I worked specifically in this field for many years producing specs for products that are designed to "sell" the product. Terms such as "accuracy, percentages/ volume, weight, density; tolerances, limits, repeatability and hundreds more are extremely difficult for layment to understand and are "dumbed" up for the public to interpret exactly how we intend them to be interpreted. One of the best ones to date are when a digital caliper is produced with a resolution of .0005 on the scale. 99% of the public thinks it is accurate to half a thousandths of an inch because of this when in fact the caliper measuring faces could be out of parallel more than 10 times this amount.

Something else to consider. Talk to top level benchrest competitors or their gunsmiths. Ask them if they use JB Weld or another product for bedding that is proprietary made for the application. Devcon 10110, Marine Tex, ProBed 2000 and to a lesser extent Accraglass are the go to products used.

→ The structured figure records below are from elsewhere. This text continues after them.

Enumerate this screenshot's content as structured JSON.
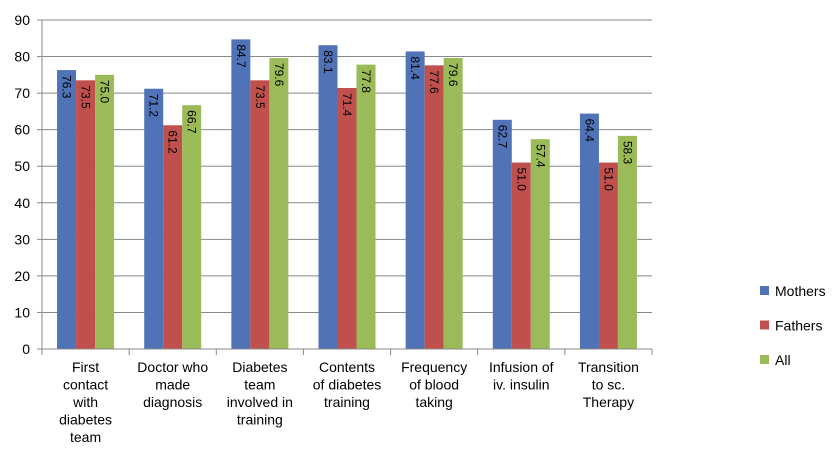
{
  "chart_data": {
    "type": "bar",
    "categories": [
      [
        "First",
        "contact",
        "with",
        "diabetes",
        "team"
      ],
      [
        "Doctor who",
        "made",
        "diagnosis"
      ],
      [
        "Diabetes",
        "team",
        "involved in",
        "training"
      ],
      [
        "Contents",
        "of diabetes",
        "training"
      ],
      [
        "Frequency",
        "of blood",
        "taking"
      ],
      [
        "Infusion of",
        "iv. insulin"
      ],
      [
        "Transition",
        "to sc.",
        "Therapy"
      ]
    ],
    "series": [
      {
        "name": "Mothers",
        "color": "#4f73b6",
        "values": [
          76.3,
          71.2,
          84.7,
          83.1,
          81.4,
          62.7,
          64.4
        ],
        "value_labels": [
          "76.3",
          "71.2",
          "84.7",
          "83.1",
          "81.4",
          "62.7",
          "64.4"
        ]
      },
      {
        "name": "Fathers",
        "color": "#c0504d",
        "values": [
          73.5,
          61.2,
          73.5,
          71.4,
          77.6,
          51.0,
          51.0
        ],
        "value_labels": [
          "73.5",
          "61.2",
          "73.5",
          "71.4",
          "77.6",
          "51.0",
          "51.0"
        ]
      },
      {
        "name": "All",
        "color": "#9bbb59",
        "values": [
          75.0,
          66.7,
          79.6,
          77.8,
          79.6,
          57.4,
          58.3
        ],
        "value_labels": [
          "75.0",
          "66.7",
          "79.6",
          "77.8",
          "79.6",
          "57.4",
          "58.3"
        ]
      }
    ],
    "ylim": [
      0,
      90
    ],
    "yticks": [
      0,
      10,
      20,
      30,
      40,
      50,
      60,
      70,
      80,
      90
    ],
    "grid": true,
    "legend": "right"
  }
}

Personal preference seems to go to the ones that are easiest to mix properly, have the right viscocity, produce the right combination of compressiveness without sacrificing to be too brittle.
 
Ok... I get it, you know more about epoxy than I do.
I've used JB marine weld and had zero issues. I've also used marine Tex and acraglass. Same, no issues. Jb marine weld is the cheapest and easiest to work with IMHO. Would I use it to bed a Cooper or high end custom centerfire rifle? No. But for the average 17hmr with little to no recoil I hardly think the type of epoxy used will make any difference other than cost.

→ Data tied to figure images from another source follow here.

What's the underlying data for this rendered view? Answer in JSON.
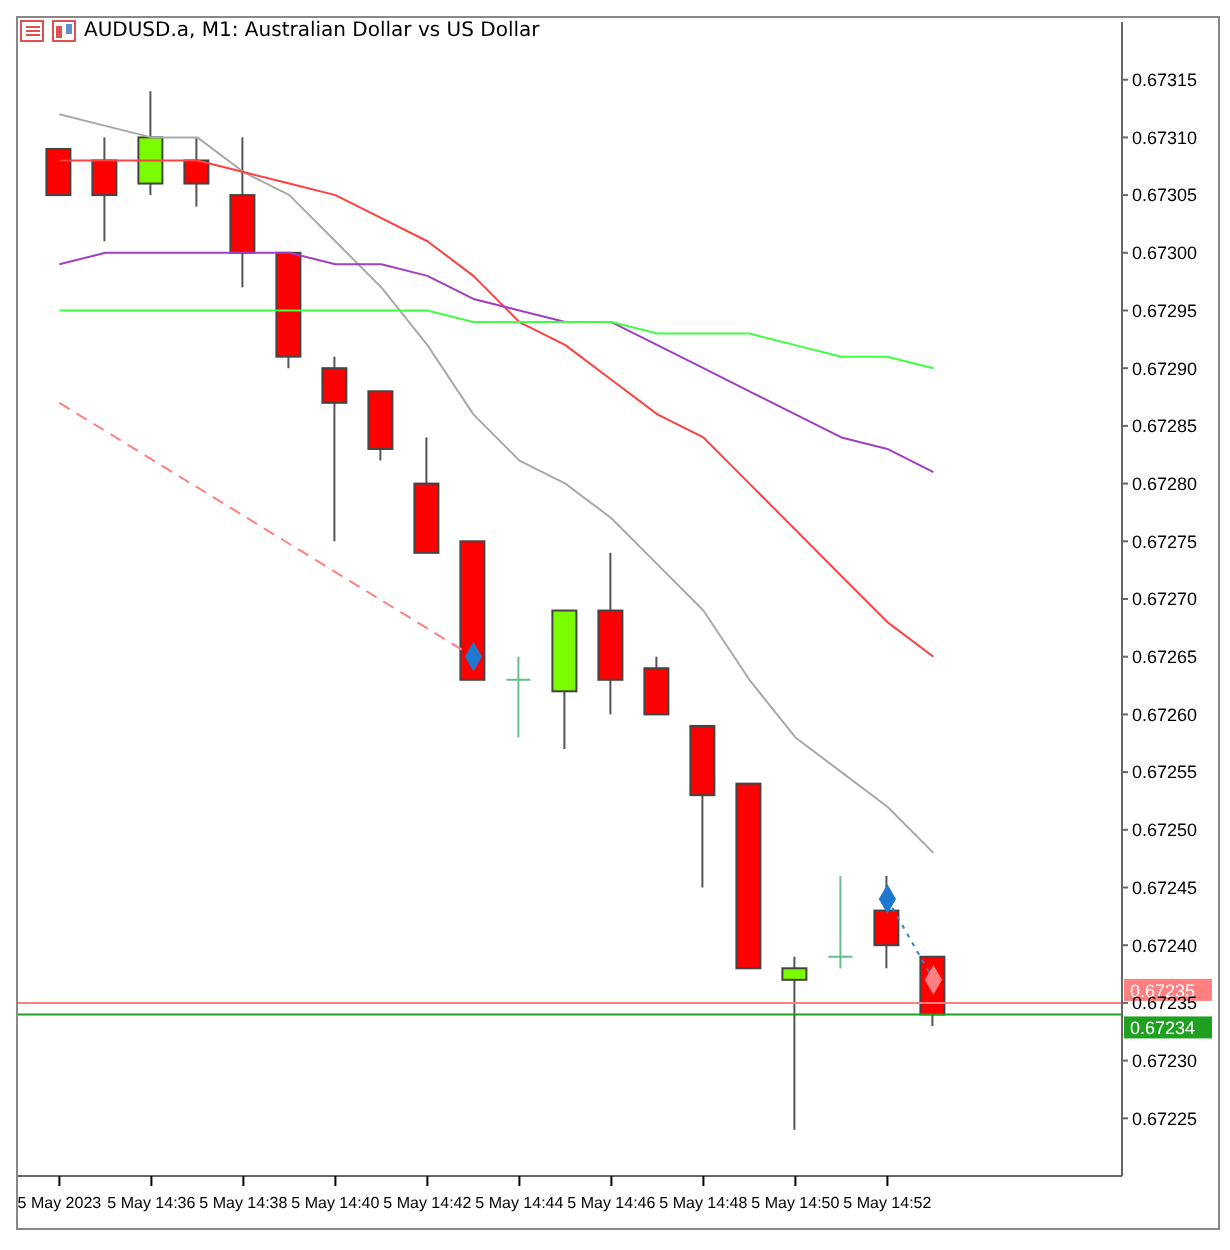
{
  "chart_data": {
    "type": "candlestick",
    "title": "AUDUSD.a, M1:  Australian Dollar vs US Dollar",
    "categories": [
      "5 May 2023",
      null,
      "5 May 14:36",
      null,
      "5 May 14:38",
      null,
      "5 May 14:40",
      null,
      "5 May 14:42",
      null,
      "5 May 14:44",
      null,
      "5 May 14:46",
      null,
      "5 May 14:48",
      null,
      "5 May 14:50",
      null,
      "5 May 14:52",
      null
    ],
    "ohlc": [
      [
        0.67309,
        0.67309,
        0.67305,
        0.67305
      ],
      [
        0.67308,
        0.6731,
        0.67301,
        0.67305
      ],
      [
        0.67306,
        0.67314,
        0.67305,
        0.6731
      ],
      [
        0.67308,
        0.6731,
        0.67304,
        0.67306
      ],
      [
        0.67305,
        0.6731,
        0.67297,
        0.673
      ],
      [
        0.673,
        0.673,
        0.6729,
        0.67291
      ],
      [
        0.6729,
        0.67291,
        0.67275,
        0.67287
      ],
      [
        0.67288,
        0.67288,
        0.67282,
        0.67283
      ],
      [
        0.6728,
        0.67284,
        0.67274,
        0.67274
      ],
      [
        0.67275,
        0.67275,
        0.67263,
        0.67263
      ],
      [
        0.67263,
        0.67265,
        0.67258,
        0.67263
      ],
      [
        0.67262,
        0.67269,
        0.67257,
        0.67269
      ],
      [
        0.67269,
        0.67274,
        0.6726,
        0.67263
      ],
      [
        0.67264,
        0.67265,
        0.6726,
        0.6726
      ],
      [
        0.67259,
        0.67259,
        0.67245,
        0.67253
      ],
      [
        0.67254,
        0.67254,
        0.67238,
        0.67238
      ],
      [
        0.67237,
        0.67239,
        0.67224,
        0.67238
      ],
      [
        0.67239,
        0.67246,
        0.67238,
        0.67239
      ],
      [
        0.67243,
        0.67246,
        0.67238,
        0.6724
      ],
      [
        0.67239,
        0.67239,
        0.67233,
        0.67234
      ]
    ],
    "colors": [
      "#ff0000",
      "#ff0000",
      "#7cfc00",
      "#ff0000",
      "#ff0000",
      "#ff0000",
      "#ff0000",
      "#ff0000",
      "#ff0000",
      "#ff0000",
      "#66c08c",
      "#7cfc00",
      "#ff0000",
      "#ff0000",
      "#ff0000",
      "#ff0000",
      "#7cfc00",
      "#66c08c",
      "#ff0000",
      "#ff0000"
    ],
    "series": [
      {
        "type": "line",
        "color": "#a9a9a9",
        "values": [
          0.67312,
          0.67311,
          0.6731,
          0.6731,
          0.67307,
          0.67305,
          0.67301,
          0.67297,
          0.67292,
          0.67286,
          0.67282,
          0.6728,
          0.67277,
          0.67273,
          0.67269,
          0.67263,
          0.67258,
          0.67255,
          0.67252,
          0.67248
        ]
      },
      {
        "type": "line",
        "color": "#ff4040",
        "values": [
          0.67308,
          0.67308,
          0.67308,
          0.67308,
          0.67307,
          0.67306,
          0.67305,
          0.67303,
          0.67301,
          0.67298,
          0.67294,
          0.67292,
          0.67289,
          0.67286,
          0.67284,
          0.6728,
          0.67276,
          0.67272,
          0.67268,
          0.67265
        ]
      },
      {
        "type": "line",
        "color": "#a040c0",
        "values": [
          0.67299,
          0.673,
          0.673,
          0.673,
          0.673,
          0.673,
          0.67299,
          0.67299,
          0.67298,
          0.67296,
          0.67295,
          0.67294,
          0.67294,
          0.67292,
          0.6729,
          0.67288,
          0.67286,
          0.67284,
          0.67283,
          0.67281
        ]
      },
      {
        "type": "line",
        "color": "#40ff40",
        "values": [
          0.67295,
          0.67295,
          0.67295,
          0.67295,
          0.67295,
          0.67295,
          0.67295,
          0.67295,
          0.67295,
          0.67294,
          0.67294,
          0.67294,
          0.67294,
          0.67293,
          0.67293,
          0.67293,
          0.67292,
          0.67291,
          0.67291,
          0.6729
        ]
      },
      {
        "type": "line",
        "color": "#ff8080",
        "line_style": "dashed",
        "values": [
          0.67287,
          null,
          null,
          null,
          null,
          null,
          null,
          null,
          null,
          0.67265,
          null,
          null,
          null,
          null,
          null,
          null,
          null,
          null,
          null,
          null
        ]
      },
      {
        "type": "line",
        "color": "#4080c0",
        "line_style": "dotted",
        "values": [
          null,
          null,
          null,
          null,
          null,
          null,
          null,
          null,
          null,
          null,
          null,
          null,
          null,
          null,
          null,
          null,
          null,
          null,
          0.67244,
          0.67237
        ]
      },
      {
        "type": "scatter",
        "marker": "diamond",
        "colors": [
          null,
          null,
          null,
          null,
          null,
          null,
          null,
          null,
          null,
          "#1e78d0",
          null,
          null,
          null,
          null,
          null,
          null,
          null,
          null,
          "#1e78d0",
          "#ff8080"
        ],
        "values": [
          null,
          null,
          null,
          null,
          null,
          null,
          null,
          null,
          null,
          0.67265,
          null,
          null,
          null,
          null,
          null,
          null,
          null,
          null,
          0.67244,
          0.67237
        ]
      }
    ],
    "ylim": [
      0.6722,
      0.6732
    ],
    "yticks": [
      0.67225,
      {
        "value": 0.6723,
        "label": "0.67230"
      },
      0.67235,
      {
        "value": 0.6724,
        "label": "0.67240"
      },
      0.67245,
      {
        "value": 0.6725,
        "label": "0.67250"
      },
      0.67255,
      {
        "value": 0.6726,
        "label": "0.67260"
      },
      0.67265,
      {
        "value": 0.6727,
        "label": "0.67270"
      },
      0.67275,
      {
        "value": 0.6728,
        "label": "0.67280"
      },
      0.67285,
      {
        "value": 0.6729,
        "label": "0.67290"
      },
      0.67295,
      {
        "value": 0.673,
        "label": "0.67300"
      },
      0.67305,
      {
        "value": 0.6731,
        "label": "0.67310"
      },
      0.67315
    ],
    "ref_lines": [
      {
        "axis": "y",
        "value": 0.67235,
        "label": "0.67235",
        "color": "#ff8080"
      },
      {
        "axis": "y",
        "value": 0.67234,
        "label": "0.67234",
        "color": "#20a020"
      }
    ]
  }
}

We are splitting hairs here. The op asked if jb weld will work and for his application I think it would be perfectly suitable. There is no need to go spend $40-$100 on industrial spec epoxy.
 
No problem, and in this sense I agree it would be hair splitting. I've both pillared and bedded countless rifles over the years. In reality, there is a bit of uncertainty as to the out come on some rifles that get bedded. Sometimes its remarkable, other times no difference. The guys that do this all the time use the best stuff they can get because it narrows it down as to why its no different, if thats the case. Even with the ProBed 2000, if I used the fumed silica that comes with it to thicken it up a bit, I end up with more air bubbles. Some epoxy is too thick to let the bubbles rise out of the mix when you set the action in it.
 
No problem, and in this sense I agree it would be hair splitting. I've both pillared and bedded countless rifles over the years. In reality, there is a bit of uncertainty as to the out come on some rifles that get bedded. Sometimes its remarkable, other times no difference. The guys that do this all the time use the best stuff they can get because it narrows it down as to why its no different, if thats the case. Even with the ProBed 2000, if I used the fumed silica that comes with it to thicken it up a bit, I end up with more air bubbles. Some epoxy is too thick to let the bubbles rise out of the mix when you set the action in it.

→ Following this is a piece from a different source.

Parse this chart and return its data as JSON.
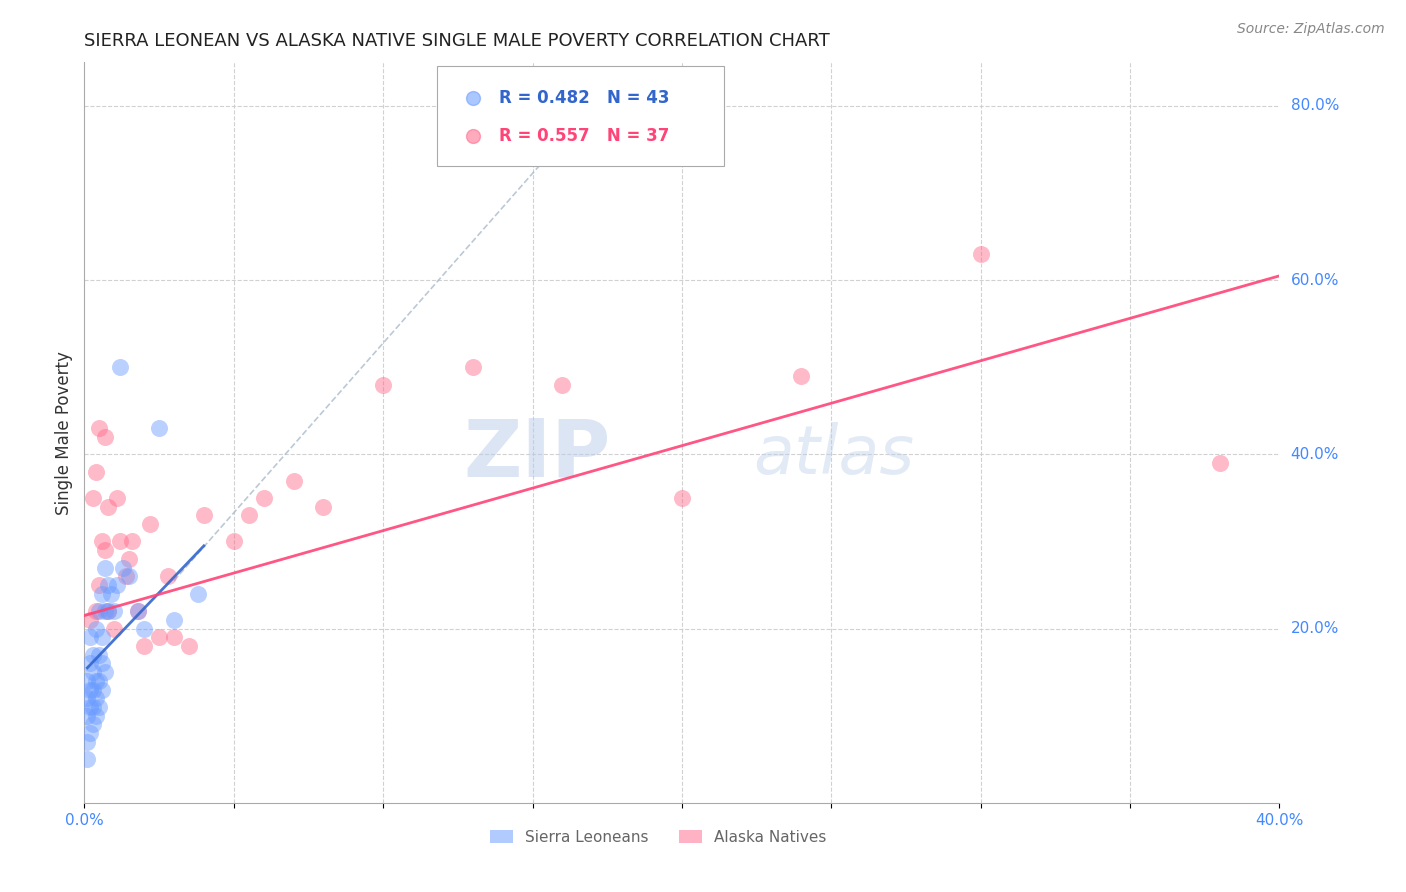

I have a neat trick for getting the bubbles out of acraglas, or any epoxy for that matter. After you apply the epoxy to the stock, rest it on a vibrating power tool. I use an orbital sander without the sanding pad, but I've also used a bench grinder which worked just as well, just sit the stock on it for a few seconds and it's like magic, you can watch the bubbles just rise up out of the epoxy. Works amazing! I found that little gem in Bob Brownells' book "gunsmith kinks II".